Aktualisiert 11.01.2010 13:53

Schwingen

«Reichtumssteuer» für Sägemehl-Stars

Das wirbelt Sägemehl auf: Der Eidgenössische Schwingerverband (ESV) belegt seine Stars mit einer «Reichtumssteuer» und verlangt zehn Prozent der Werbeeinahmen für die Nachwuchsförderung.

von
Klaus Zaugg
Jörg Abderhalden (r.) und Co. sollen künftig ihre Werbeeinnahmen beim Verband «versteuern». (Bild: Keystone)

Jörg Abderhalden (r.) und Co. sollen künftig ihre Werbeeinnahmen beim Verband «versteuern». (Bild: Keystone)

Die Absicht ist urchig: Den «Zehnten» mussten schliesslich einst die Bauern abliefern. Einen «Zehnten» beansprucht nun neu ab dem 1. Januar 2010 auch der ESV auf den Werbeverträgen der Schwinger. Dabei geht es nicht um persönliche Sponsoren, die auf einer bestimmten, limitierten Fläche auf dem Trainingsanzug oder Hemd aufscheinen. Es geht um die Einnahmen aus Werbekampagnen (Plakate, Inserate, TV-Spots). Und die können beträchtlich sein, seit die Vermarktungsprofis von IMG ins Schwingen eingestiegen sind und nach König Jörg Abderhalden auch Kronprinz Christian Stucki unter Vertrag genommen haben. Das Vermarktungspotenzial dieser Schwinger-Superstars liegt im hohen sechsstelligen Bereich. Brisant auch: Künftig müssen alle solchen Verträge vorgängig vom ESV vorgelegt werden. ESV-Obmann Ernst Schläpfer: «Das ist richtig. Die Verträge müssen von uns genehmigt werden.»

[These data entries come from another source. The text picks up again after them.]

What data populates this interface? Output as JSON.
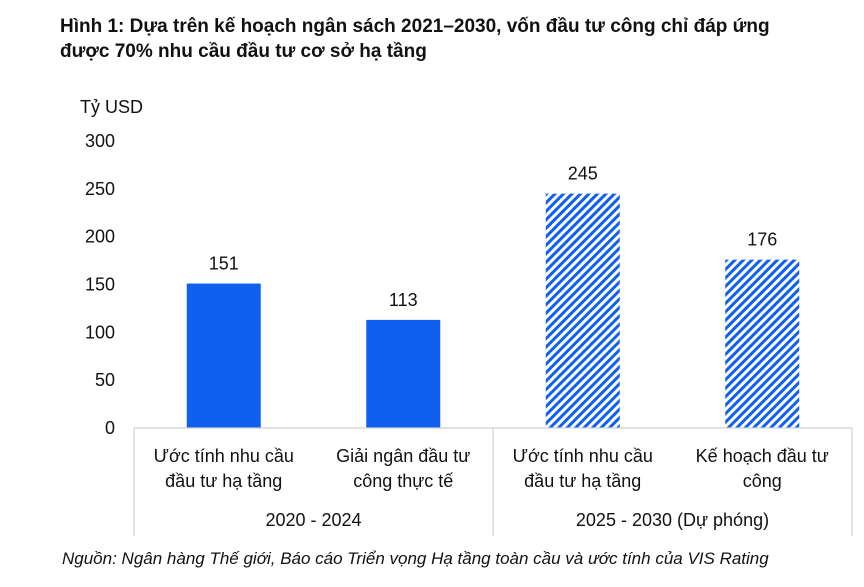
{
  "title_lines": [
    "Hình 1: Dựa trên kế hoạch ngân sách 2021–2030, vốn đầu tư công chỉ đáp ứng",
    "được 70% nhu cầu đầu tư cơ sở hạ tầng"
  ],
  "source": "Nguồn: Ngân hàng Thế giới, Báo cáo Triển vọng Hạ tầng toàn cầu và ước tính của VIS Rating",
  "colors": {
    "bar": "#1060f0",
    "text": "#111111",
    "divider": "#d0d0d0"
  },
  "chart_data": {
    "type": "bar",
    "ylabel": "Tỷ USD",
    "ylim": [
      0,
      300
    ],
    "yticks": [
      0,
      50,
      100,
      150,
      200,
      250,
      300
    ],
    "grid": false,
    "categories": [
      [
        "Ước tính nhu cầu",
        "đầu tư hạ tầng"
      ],
      [
        "Giải ngân đầu tư",
        "công thực tế"
      ],
      [
        "Ước tính nhu cầu",
        "đầu tư hạ tầng"
      ],
      [
        "Kế hoạch đầu tư",
        "công"
      ]
    ],
    "values": [
      151,
      113,
      245,
      176
    ],
    "data_labels": [
      "151",
      "113",
      "245",
      "176"
    ],
    "fill": [
      "solid",
      "solid",
      "hatched",
      "hatched"
    ],
    "groups": [
      {
        "label": "2020 - 2024",
        "members": [
          0,
          1
        ]
      },
      {
        "label": "2025 - 2030 (Dự phóng)",
        "members": [
          2,
          3
        ]
      }
    ]
  }
}
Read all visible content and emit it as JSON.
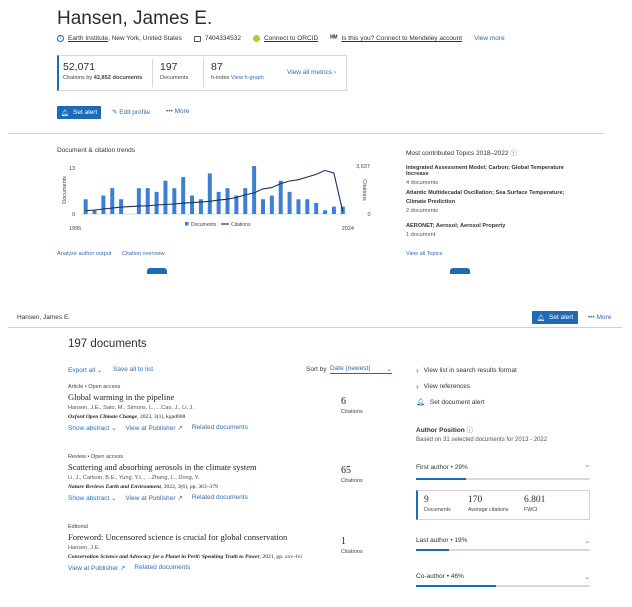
{
  "author": {
    "name": "Hansen, James E.",
    "affiliation": "Earth Institute",
    "location": ", New York, United States",
    "author_id": "7404334532",
    "orcid_link": "Connect to ORCID",
    "mendeley_link": "Is this you? Connect to Mendeley account",
    "view_more": "View more"
  },
  "metrics": {
    "citations_value": "52,071",
    "citations_label_prefix": "Citations by ",
    "citations_label_docs": "42,852 documents",
    "documents_value": "197",
    "documents_label": "Documents",
    "h_index_value": "87",
    "h_index_label": "h-index",
    "h_graph_link": "View h-graph",
    "view_all": "View all metrics"
  },
  "actions": {
    "set_alert": "Set alert",
    "edit_profile": "Edit profile",
    "more": "More"
  },
  "trends": {
    "title": "Document & citation trends",
    "analyze_link": "Analyze author output",
    "citation_overview_link": "Citation overview"
  },
  "chart_data": {
    "type": "bar",
    "x_start_label": "1995",
    "x_end_label": "2024",
    "left_axis_top": "13",
    "left_axis_bottom": "0",
    "right_axis_top": "3,637",
    "right_axis_bottom": "0",
    "ylabel_left": "Documents",
    "ylabel_right": "Citations",
    "series": [
      {
        "name": "Documents",
        "values": [
          4,
          1,
          5,
          7,
          4,
          0,
          7,
          7,
          6,
          9,
          7,
          10,
          5,
          4,
          11,
          6,
          7,
          5,
          7,
          13,
          4,
          5,
          9,
          6,
          4,
          4,
          3,
          1,
          2,
          2
        ]
      },
      {
        "name": "Citations",
        "values": [
          250,
          300,
          380,
          450,
          520,
          560,
          600,
          620,
          680,
          720,
          760,
          820,
          860,
          900,
          960,
          1050,
          1120,
          1250,
          1450,
          1600,
          1900,
          2000,
          2300,
          2500,
          2600,
          2800,
          3000,
          3300,
          3100,
          200
        ]
      }
    ],
    "ylim_left": [
      0,
      13
    ],
    "ylim_right": [
      0,
      3637
    ],
    "legend": "bottom-center",
    "colors": {
      "bars": "#3f7fd1",
      "line": "#1b2f5e"
    }
  },
  "topics": {
    "title": "Most contributed Topics 2018–2022",
    "items": [
      {
        "name": "Integrated Assessment Model; Carbon; Global Temperature Increase",
        "count": "4 documents"
      },
      {
        "name": "Atlantic Multidecadal Oscillation; Sea Surface Temperature; Climate Prediction",
        "count": "2 documents"
      },
      {
        "name": "AERONET; Aerosol; Aerosol Property",
        "count": "1 document"
      }
    ],
    "view_all": "View all Topics"
  },
  "sticky": {
    "name": "Hansen, James E.",
    "set_alert": "Set alert",
    "more": "More"
  },
  "documents": {
    "heading": "197 documents",
    "export_all": "Export all",
    "save_all": "Save all to list",
    "sort_label": "Sort by",
    "sort_value": "Date (newest)",
    "show_abstract": "Show abstract",
    "view_publisher": "View at Publisher",
    "related": "Related documents",
    "citations_label": "Citations",
    "items": [
      {
        "type": "Article  •  Open access",
        "title": "Global warming in the pipeline",
        "authors": "Hansen, J.E., Sato, M., Simons, L., ...Cao, J., Li, J.",
        "source_journal": "Oxford Open Climate Change",
        "source_rest": ", 2023, 3(1), kgad008",
        "citations": "6"
      },
      {
        "type": "Review  •  Open access",
        "title": "Scattering and absorbing aerosols in the climate system",
        "authors": "Li, J., Carlson, B.E., Yung, Y.L., ...Zhang, L., Dong, Y.",
        "source_journal": "Nature Reviews Earth and Environment",
        "source_rest": ", 2022, 3(6), pp. 363–379",
        "citations": "65"
      },
      {
        "type": "Editorial",
        "title": "Foreword: Uncensored science is crucial for global conservation",
        "authors": "Hansen, J.E.",
        "source_journal": "Conservation Science and Advocacy for a Planet in Peril: Speaking Truth to Power",
        "source_rest": ", 2021, pp. xxv–lvi",
        "citations": "1"
      }
    ]
  },
  "side": {
    "view_list": "View list in search results format",
    "view_refs": "View references",
    "set_doc_alert": "Set document alert",
    "position_title": "Author Position",
    "based_on": "Based on 31 selected documents for 2013 - 2022",
    "first_author": "First author  •  29%",
    "first_docs": "9",
    "first_docs_lbl": "Documents",
    "first_cites": "170",
    "first_cites_lbl": "Average citations",
    "first_fwci": "6.801",
    "first_fwci_lbl": "FWCI",
    "last_author": "Last author  •  19%",
    "co_author": "Co-author  •  46%"
  }
}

Nur die «Reichen» müssen zahlen

Das Konzept ist klar ersichtlich: Für Werbekampagnen kommen nur eine Handvoll Schwinger in Frage und somit trifft die zehnprozentige Zwangsabgabe nur die Stars. Es ist eine Art «Reichtums-Steuer» für die Elite. Die breite Basis bleibt ungeschoren und damit ist schlau der Grundstock für eine politische Zustimmung gelegt.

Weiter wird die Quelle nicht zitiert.